NOTE: If Greenplum is installed using gppkg or another binary package and the PYTHONPATH is set as default, users should be able to `pip install` Keras(2.2.4), TensorFlow(1.14) and all other dependencies in the appropriate location, that would be used by MADlib deep learning functions.
Support for Keras/TensorFlow on Greenplum/Postgres on CentOS 6:
Currently CentOS 6 comes with glibc 2.12, while TensorFlow installation requires at least glibc 2.17. MADlib deep learning module on CentOS 6, requires installing Keras and TensorFlow which might need compiling glibc from source. Having a higher version of glibc with Greenplum 5 may impact database behavior. Summary: CentOS 7 strongly recommended. Also CentOS 6 will reach end of life on 30 November 2020.
GPU memory management:
1. Currently CUDA GPU memory cannot be released until the postgres process holding it is terminated.

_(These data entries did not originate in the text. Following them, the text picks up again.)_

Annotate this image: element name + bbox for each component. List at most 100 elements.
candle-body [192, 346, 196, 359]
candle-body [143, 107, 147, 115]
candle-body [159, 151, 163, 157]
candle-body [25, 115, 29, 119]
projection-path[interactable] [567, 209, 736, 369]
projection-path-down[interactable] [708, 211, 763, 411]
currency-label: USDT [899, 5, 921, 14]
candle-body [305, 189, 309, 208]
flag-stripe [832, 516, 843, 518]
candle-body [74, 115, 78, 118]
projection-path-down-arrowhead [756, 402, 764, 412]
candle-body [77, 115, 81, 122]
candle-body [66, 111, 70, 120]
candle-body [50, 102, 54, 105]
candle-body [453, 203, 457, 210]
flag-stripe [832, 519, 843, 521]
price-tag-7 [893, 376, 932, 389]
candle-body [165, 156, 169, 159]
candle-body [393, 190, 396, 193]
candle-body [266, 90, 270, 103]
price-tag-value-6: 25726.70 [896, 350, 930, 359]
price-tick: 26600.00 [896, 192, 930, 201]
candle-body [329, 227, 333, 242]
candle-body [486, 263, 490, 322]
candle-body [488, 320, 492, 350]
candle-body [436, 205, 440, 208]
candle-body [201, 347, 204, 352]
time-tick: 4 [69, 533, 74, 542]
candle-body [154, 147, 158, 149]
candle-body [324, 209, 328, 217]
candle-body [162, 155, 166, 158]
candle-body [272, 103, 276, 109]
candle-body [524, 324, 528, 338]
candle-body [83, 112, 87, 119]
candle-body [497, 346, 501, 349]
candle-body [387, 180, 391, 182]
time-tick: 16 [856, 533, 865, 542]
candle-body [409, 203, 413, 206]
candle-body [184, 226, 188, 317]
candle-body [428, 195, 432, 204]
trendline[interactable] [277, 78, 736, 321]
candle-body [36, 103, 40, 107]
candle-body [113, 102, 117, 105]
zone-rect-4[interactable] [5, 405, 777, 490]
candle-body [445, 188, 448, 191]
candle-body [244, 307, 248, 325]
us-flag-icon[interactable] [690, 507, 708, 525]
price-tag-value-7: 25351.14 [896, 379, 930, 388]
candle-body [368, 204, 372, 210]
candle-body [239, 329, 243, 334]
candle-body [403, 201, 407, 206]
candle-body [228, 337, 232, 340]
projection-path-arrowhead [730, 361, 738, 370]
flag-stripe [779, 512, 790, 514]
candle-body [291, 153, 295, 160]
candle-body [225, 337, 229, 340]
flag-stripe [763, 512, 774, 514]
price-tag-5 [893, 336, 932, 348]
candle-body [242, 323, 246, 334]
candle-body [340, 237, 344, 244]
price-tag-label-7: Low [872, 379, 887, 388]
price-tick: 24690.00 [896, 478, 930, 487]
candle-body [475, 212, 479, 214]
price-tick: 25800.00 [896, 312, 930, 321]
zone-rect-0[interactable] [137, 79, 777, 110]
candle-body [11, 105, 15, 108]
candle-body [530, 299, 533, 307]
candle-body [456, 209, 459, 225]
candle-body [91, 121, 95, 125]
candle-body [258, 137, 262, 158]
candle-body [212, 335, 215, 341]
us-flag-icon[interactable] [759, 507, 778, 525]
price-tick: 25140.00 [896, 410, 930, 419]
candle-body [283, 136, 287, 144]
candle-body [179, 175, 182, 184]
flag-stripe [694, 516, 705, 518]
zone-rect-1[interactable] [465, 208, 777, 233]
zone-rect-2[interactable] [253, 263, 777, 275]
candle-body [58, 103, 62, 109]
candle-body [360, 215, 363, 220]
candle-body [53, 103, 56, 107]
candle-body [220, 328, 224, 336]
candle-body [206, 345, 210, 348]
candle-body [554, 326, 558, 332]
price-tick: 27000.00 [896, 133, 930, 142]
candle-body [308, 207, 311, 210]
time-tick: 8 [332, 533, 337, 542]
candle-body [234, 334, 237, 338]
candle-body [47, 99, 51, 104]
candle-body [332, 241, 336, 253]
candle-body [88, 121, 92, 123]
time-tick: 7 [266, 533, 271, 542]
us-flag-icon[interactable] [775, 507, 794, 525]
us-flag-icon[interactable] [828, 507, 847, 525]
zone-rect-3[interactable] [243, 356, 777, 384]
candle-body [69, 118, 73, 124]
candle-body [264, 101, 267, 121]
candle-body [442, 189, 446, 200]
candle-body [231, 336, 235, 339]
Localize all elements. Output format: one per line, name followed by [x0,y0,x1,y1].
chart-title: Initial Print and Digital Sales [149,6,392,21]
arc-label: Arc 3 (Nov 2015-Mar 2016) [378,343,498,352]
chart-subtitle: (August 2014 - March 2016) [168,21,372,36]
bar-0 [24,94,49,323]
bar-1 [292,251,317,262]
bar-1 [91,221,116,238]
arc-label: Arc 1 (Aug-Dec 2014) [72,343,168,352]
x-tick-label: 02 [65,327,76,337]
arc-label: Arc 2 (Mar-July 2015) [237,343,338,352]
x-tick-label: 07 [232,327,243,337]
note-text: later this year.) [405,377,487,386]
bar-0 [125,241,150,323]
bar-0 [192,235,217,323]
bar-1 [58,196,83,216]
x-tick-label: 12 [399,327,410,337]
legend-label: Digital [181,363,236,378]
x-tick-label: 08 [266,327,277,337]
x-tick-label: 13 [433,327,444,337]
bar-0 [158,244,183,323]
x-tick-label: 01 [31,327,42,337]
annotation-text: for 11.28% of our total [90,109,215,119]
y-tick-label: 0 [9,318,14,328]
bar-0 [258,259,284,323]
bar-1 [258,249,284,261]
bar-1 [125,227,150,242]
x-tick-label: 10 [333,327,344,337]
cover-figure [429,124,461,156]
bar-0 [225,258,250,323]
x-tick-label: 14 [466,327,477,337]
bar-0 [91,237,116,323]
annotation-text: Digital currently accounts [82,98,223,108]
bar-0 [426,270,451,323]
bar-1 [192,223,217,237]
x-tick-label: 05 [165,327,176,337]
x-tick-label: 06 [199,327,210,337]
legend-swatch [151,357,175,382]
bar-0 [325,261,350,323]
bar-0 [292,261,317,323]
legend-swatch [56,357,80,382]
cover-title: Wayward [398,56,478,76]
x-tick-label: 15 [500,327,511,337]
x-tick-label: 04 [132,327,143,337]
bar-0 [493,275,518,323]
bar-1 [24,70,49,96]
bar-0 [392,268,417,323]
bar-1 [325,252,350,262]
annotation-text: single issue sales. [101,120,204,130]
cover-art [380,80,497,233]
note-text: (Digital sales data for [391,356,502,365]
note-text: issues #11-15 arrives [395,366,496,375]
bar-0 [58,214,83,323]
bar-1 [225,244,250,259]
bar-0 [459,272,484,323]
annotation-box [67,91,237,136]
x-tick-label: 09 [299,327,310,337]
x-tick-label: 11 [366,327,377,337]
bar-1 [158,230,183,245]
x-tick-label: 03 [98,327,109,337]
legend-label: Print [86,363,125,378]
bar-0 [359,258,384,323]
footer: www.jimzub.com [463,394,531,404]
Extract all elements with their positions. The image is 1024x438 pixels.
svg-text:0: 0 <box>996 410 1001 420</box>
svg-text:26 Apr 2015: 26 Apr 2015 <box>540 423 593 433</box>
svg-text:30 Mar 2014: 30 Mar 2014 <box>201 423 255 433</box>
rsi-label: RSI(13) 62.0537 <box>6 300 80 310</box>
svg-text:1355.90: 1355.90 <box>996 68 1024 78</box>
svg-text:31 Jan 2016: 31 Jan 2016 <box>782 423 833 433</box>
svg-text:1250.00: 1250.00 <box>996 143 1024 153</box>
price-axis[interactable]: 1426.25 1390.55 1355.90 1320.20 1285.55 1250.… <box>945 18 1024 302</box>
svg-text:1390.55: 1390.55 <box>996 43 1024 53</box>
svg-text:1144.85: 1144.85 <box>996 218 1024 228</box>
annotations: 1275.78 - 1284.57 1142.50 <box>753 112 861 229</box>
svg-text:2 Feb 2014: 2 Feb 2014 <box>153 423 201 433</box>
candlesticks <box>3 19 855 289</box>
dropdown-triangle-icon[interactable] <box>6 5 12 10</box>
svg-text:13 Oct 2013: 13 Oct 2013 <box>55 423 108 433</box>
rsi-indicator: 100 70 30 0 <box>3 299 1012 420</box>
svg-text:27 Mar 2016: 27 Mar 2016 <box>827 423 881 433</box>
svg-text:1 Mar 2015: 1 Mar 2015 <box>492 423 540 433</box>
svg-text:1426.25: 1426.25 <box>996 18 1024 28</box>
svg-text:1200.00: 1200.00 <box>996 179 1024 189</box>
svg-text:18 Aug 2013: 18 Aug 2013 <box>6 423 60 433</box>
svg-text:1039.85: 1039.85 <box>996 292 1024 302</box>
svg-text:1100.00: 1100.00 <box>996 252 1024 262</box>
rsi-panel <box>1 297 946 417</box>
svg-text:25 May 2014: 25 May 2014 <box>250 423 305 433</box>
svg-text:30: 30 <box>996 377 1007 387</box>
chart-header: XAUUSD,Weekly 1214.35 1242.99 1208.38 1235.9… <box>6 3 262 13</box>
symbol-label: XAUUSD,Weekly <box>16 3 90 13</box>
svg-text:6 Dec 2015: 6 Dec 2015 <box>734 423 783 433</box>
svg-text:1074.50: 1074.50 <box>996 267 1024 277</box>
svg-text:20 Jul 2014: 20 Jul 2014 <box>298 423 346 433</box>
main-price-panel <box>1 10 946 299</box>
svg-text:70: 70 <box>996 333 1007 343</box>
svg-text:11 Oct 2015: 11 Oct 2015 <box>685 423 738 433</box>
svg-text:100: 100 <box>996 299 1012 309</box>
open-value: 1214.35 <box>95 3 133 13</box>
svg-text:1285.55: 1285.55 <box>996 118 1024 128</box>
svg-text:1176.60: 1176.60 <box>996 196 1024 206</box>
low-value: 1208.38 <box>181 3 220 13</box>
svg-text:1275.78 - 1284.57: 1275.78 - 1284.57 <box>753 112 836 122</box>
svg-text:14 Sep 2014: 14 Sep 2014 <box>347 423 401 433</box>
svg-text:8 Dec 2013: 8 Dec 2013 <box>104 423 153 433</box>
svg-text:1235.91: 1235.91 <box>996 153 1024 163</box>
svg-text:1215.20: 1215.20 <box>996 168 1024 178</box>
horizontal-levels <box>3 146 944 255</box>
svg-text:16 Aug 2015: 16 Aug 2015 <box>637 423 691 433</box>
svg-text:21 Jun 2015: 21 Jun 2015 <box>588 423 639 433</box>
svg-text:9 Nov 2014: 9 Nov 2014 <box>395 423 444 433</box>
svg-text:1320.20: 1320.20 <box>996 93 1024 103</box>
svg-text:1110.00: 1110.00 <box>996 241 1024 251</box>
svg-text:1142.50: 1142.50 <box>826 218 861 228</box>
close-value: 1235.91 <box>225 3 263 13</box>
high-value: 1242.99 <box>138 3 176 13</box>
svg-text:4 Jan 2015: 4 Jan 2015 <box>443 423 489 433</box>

2. When any of the deep learning functions are called with GPUs, Greenplum internally creates a process (also called a slice) which calls TensorFlow to do the computation. This process holds the GPU memory until one of the following two things happen:
  1. Query finishes and user logs out of the Postgres client/session.
  2. Query finishes, user waits for the timeout set by `gp_vmem_idle_resource_timeout`. The default value for this timeout is 18 sec as per https://gpdb.docs.pivotal.io/6-5/ref_guide/config_params/guc-list.html
3. Recommendation:
  1. Log out/reconnect to the session after every GPU query, or
  2. Wait for `gp_vmem_idle_resource_timeout` before you run another GPU query. You can also set the `gp_vmem_idle_resource_timeout` GUC to a lower value.
It is advisable to logout of the current psql session when switching from using CPU to GPU for computation or vice versa. Internally in the code, the CUDA environment variable `CUDA_VISIBLE_DEVICES` is set based on the use_gpus flag. Once this variable is set to -1 (disable GPU), there is no way to reset it to using GPU and that session will always use only CPU.
Recommended configuration for GPUs setup: 1 GPU available per segment. If the number of GPUs per segment host is less than the number of segments per segment host, different segments share the same GPU, which may fail in some scenarios.
Recommended way to specify metric, optimizer and loss values in compile_params argument: e.g., loss=mean_squared_error
Keras JSON serialization seems not to be compatible for different versions of Keras. For example, we had an issue loading a local Keras 2.2.4 model to the cluster, which had 2.1.6 installed.
If 'madlib_keras_fit_multiple_model()' is run on GPDB 5 and some versions of GPBD 6 , the database will keep adding to the disk space (in proportion to model size) and will only release the disk space once the fit multiple query has completed execution. This is not the case for GPDB 6.5.0+ where disk space is released during the fit multiple query.